If O(log n) is a cost you can afford, also consider std::map
You can use what is commonly refered to as a multimap. That is, it stores Key and multiple values. This is an O(log) look up time.
If you're working with Visual Studios they provide their own hash_multimap, else may I suggest using Boost::unordered_map with a list as your value?
You don't need a sparse array of 1000000000000 elements; use an std::map to map positions to values.
If you want bi-directional lookup (that is, you sometimes want "what are the indexes for this value?" and sometimes "what value is at this index?") then you can use a boost::bimap.
Things get further complicated as you have values appearing more than once. You can sacrifice the bi-directional lookup and use a std::multimap.

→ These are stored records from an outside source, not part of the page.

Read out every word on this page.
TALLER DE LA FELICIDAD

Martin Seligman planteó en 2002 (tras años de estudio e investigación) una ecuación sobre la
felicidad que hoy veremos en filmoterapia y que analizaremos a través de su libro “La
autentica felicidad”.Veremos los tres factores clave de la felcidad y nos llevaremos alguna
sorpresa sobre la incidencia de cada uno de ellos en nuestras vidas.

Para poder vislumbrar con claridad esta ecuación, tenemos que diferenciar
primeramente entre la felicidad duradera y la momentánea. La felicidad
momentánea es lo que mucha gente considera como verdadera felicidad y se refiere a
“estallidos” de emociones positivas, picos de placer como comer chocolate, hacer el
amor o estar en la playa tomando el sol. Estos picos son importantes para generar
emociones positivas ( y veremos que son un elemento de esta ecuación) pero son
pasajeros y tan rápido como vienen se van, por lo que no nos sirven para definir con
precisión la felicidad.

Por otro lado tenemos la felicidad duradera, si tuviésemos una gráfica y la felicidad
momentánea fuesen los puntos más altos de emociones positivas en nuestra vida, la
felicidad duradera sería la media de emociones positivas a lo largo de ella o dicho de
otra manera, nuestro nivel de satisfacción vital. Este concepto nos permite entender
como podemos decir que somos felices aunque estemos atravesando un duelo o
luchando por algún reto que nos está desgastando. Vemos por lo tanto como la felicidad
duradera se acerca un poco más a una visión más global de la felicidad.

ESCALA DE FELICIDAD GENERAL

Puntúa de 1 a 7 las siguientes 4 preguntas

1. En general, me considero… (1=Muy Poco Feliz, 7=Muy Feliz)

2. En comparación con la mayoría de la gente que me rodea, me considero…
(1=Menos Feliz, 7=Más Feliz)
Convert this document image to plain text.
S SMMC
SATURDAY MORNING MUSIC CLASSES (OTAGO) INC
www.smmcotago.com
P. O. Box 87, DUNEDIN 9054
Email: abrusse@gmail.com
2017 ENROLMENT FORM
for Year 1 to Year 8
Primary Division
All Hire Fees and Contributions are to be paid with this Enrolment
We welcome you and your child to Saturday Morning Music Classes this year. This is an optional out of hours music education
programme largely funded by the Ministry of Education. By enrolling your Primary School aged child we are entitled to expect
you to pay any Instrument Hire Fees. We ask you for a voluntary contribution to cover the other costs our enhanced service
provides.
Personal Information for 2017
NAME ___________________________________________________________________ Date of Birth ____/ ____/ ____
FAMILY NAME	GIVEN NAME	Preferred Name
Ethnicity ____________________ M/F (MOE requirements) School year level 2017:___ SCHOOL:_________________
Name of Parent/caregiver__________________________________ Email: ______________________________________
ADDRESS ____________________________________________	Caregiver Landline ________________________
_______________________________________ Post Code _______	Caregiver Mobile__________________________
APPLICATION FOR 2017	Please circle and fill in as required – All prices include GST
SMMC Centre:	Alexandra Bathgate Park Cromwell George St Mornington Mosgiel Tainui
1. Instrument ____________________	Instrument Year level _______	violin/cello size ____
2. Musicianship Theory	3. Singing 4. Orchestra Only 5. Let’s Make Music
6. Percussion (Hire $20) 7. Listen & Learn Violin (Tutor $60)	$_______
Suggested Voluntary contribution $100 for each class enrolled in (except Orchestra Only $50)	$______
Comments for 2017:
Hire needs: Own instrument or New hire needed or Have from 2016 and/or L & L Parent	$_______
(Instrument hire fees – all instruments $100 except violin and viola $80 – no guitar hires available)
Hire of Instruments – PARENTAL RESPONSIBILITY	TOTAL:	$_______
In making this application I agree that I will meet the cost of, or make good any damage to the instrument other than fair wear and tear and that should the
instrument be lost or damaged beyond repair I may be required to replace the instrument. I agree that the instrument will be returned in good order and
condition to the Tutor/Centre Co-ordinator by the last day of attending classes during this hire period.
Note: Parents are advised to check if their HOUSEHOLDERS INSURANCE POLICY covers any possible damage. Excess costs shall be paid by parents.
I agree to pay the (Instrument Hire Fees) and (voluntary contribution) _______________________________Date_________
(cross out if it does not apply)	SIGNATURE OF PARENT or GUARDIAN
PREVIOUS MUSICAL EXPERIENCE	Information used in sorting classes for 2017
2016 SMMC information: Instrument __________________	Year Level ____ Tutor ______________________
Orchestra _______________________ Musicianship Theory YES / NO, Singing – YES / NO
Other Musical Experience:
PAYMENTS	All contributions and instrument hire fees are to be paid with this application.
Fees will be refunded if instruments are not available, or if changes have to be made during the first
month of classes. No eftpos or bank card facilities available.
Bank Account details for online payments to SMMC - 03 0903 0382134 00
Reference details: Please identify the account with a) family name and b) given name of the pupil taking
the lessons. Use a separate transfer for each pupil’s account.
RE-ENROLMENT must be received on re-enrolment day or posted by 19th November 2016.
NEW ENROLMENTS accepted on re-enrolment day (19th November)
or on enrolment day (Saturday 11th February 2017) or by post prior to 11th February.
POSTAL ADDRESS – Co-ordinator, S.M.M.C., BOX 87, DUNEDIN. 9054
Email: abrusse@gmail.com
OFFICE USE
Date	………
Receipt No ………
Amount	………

You could use a map for that. Like:
std::map<int, std::vector<int>> MyMap;
So everytime you encounter a value while reading the file, you append it's position to the map. Say X is the value you read and Y is the position then you just do
MyMap[X].push_back( Y );
Instead of you array use
std::map<int, vector<int> > a;
You need an associative collection but you might want to associated with multiple values.
You can use std::multimap< int, int >
or
you can use std::map< int, std::set< int > >
I have found in practice the latter is easier for removing items if you just need to remove one element. It is unique on key-value combinations but not on key or value alone.
If you need higher performance then you may wish to use a hash_map instead of map. For the inner collection though you will not get much performance in using a hash, as you will have very few duplicates and it is better to std::set.
There are many implementations of hash_map, and it is in the new standard. If you don't have the new standard, go for boost.
It seems you need a std::map<int,int>. You can store the mapping such as 1241->0 124515->1 etc. Then perform a look up on this map to get the array index.
Besides the std::map solution offered by others here (O(log n)), there's the approach of a hash map (implemented as boost::unordered_map or std::unordered_map in C++0x, supported by modern compilers).
It would give you O(1) lookup on average, which often is faster than a tree-based std::map. Try for yourself.
You can use a std::multimap to store both a key (e.g. 1241) and multiple values (e.g. 1, 6 and 7).
An insert has logarithmic complexity, but you can speed it up if you give the insert method a hint where it can insert the item.
For O(1) lookup you could hash the number to find its entry (key) in a hash map (boost::unordered_map, dictionary, stdex::hash_map etc)
The value could be a vector of indices where the number occurs or a 3000 bit array (375 bytes) where the bit number for each respective index where the number (key) occurs is set.
boost::unordered_map<unsigned long, std::vector<unsigned long>> myMap;
for(unsigned long i = 0; i < sizeof(a)/sizeof(*a); ++i)
{
myMap[a[i]].push_back(i);
}
Instead of storing an array of integer, you could store an array of structure containing the integer value and all its positions in an array or vector.